ETF Strategies to Chase Market Fluctuations
To overcome the volatility of the bear market and the continued uncertainty of the Federal Reserve, investors try to use inflation for potential profit.
Beyond traditional strategies using only Treasuries, more exchange-traded funds have entered the market for investors to chase inflation trading.
“Unsurprisingly, in the first half, he was an incredible performer,” Ben Slavin, global head of ETFs at BNY Mellon, told CNBC’s Bob Pisani in an interview Monday on “ETF Edge.”
“But there are other products that are coming to market where issuers are trying to really get investors interested in order to really offer these different ways to play,” he added.
Slavin highlighted the Direxion Breakfast Commodities Strategy ETF (BRKY) as one of these new products. As its name suggests, the fund is designed to provide exposure to commodities found on the breakfast table, including coffee, sugar, wheat and orange juice.
Another player in the inflation trade is the Simplify Interest Rate Hedge ETF (PFIX). The fund seeks to hedge interest rate fluctuations resulting from rising long-term rates and to take advantage of market stress when volatility in fixed income securities increases, while providing income potential.

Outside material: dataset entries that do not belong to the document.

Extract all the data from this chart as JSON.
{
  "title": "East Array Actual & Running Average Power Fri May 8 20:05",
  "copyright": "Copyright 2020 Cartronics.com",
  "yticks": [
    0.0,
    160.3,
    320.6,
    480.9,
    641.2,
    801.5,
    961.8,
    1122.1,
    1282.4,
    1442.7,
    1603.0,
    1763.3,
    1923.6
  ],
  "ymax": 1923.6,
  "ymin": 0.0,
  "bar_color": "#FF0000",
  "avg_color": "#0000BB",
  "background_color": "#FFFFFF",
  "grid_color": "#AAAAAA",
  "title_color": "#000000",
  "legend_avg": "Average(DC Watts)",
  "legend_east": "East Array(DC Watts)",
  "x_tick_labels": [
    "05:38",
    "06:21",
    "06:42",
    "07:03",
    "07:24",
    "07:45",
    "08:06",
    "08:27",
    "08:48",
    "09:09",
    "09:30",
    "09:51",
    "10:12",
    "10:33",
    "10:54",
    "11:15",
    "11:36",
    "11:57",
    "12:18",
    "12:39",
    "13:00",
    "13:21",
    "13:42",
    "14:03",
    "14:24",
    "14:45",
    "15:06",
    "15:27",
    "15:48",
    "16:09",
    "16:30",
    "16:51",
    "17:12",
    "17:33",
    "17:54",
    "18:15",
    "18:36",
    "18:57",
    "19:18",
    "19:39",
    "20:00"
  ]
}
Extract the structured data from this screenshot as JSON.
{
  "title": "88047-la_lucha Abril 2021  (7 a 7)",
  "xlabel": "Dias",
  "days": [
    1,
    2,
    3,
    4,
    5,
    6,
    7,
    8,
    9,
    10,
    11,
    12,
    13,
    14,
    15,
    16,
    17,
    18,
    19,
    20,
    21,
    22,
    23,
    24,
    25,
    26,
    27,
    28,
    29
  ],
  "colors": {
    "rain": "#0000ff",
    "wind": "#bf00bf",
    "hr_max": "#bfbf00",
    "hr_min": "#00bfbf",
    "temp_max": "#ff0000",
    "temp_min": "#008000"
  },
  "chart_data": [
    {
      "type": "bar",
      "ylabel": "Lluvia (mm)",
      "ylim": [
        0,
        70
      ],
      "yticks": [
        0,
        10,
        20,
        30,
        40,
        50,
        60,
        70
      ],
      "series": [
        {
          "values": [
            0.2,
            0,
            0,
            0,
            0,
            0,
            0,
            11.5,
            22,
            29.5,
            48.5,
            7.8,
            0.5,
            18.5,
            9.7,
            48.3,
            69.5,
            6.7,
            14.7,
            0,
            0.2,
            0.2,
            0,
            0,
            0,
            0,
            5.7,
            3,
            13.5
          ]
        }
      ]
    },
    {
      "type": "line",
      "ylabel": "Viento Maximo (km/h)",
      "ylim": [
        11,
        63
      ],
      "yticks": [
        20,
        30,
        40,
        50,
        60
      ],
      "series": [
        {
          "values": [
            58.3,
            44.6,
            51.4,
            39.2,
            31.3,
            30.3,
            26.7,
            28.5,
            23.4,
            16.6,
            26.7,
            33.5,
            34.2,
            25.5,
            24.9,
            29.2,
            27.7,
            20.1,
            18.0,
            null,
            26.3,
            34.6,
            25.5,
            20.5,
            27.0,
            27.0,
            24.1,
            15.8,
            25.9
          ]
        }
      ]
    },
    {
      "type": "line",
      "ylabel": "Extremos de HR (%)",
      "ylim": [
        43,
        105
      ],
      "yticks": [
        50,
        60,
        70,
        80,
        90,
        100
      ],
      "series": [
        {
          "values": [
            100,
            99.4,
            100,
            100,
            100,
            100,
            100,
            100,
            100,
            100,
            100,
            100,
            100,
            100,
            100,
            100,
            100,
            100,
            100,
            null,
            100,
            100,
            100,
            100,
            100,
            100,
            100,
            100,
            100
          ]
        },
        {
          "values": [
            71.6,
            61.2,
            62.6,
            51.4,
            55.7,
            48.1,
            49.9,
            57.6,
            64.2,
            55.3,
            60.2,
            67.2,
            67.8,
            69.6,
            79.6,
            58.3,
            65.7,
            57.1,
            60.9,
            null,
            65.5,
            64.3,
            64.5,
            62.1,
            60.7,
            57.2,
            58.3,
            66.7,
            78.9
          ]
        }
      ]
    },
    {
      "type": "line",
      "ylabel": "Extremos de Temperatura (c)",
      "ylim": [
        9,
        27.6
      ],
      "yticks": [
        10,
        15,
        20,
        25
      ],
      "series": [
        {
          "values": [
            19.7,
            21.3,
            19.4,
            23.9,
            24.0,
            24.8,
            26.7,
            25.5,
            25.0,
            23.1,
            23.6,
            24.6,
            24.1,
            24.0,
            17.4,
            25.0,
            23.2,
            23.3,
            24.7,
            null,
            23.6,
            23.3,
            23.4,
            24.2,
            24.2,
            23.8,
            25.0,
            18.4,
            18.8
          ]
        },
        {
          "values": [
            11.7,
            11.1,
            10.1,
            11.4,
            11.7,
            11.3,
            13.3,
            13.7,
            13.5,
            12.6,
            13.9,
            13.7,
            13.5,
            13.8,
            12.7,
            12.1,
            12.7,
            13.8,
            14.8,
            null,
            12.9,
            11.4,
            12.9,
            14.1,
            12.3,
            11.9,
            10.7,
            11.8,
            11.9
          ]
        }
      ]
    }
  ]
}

“I think the longer term game, and something we’re going to see more of, is the interest in fixed income ETFs,” Slavin said. “Specifically, in actively managed space.”
Chasing inflation trading is not a recent strategy – the US Treasury began issuing Treasury Inflation-Protected Securities, or TIPS, in 1997 as security to provide protection against price swings. The principal rises with inflation and falls with deflation, according to the Treasury.
“Inflation is not just an American story, so TIPS are a fixed commodity,” Andrew McOrmond, managing director of WallachBeth Capital, said in the same interview.
TIPS has nearly $19 billion in assets under management with plenty of cash, he said, but inflows have slowed slightly. And Slevin noted that PFIX has outperformed TIPS since its launch in May 2021.
PFIX uses size and scale to hedge using OTC derivatives that mirror long-term cash hedges. The ETF normally invests in Treasury bills or TIPS directly or through other exchange traded funds.
“They’re more efficient,” McOrmond said. “Makes the product more effective and makes it charge a little less. It’s not the same story as before.”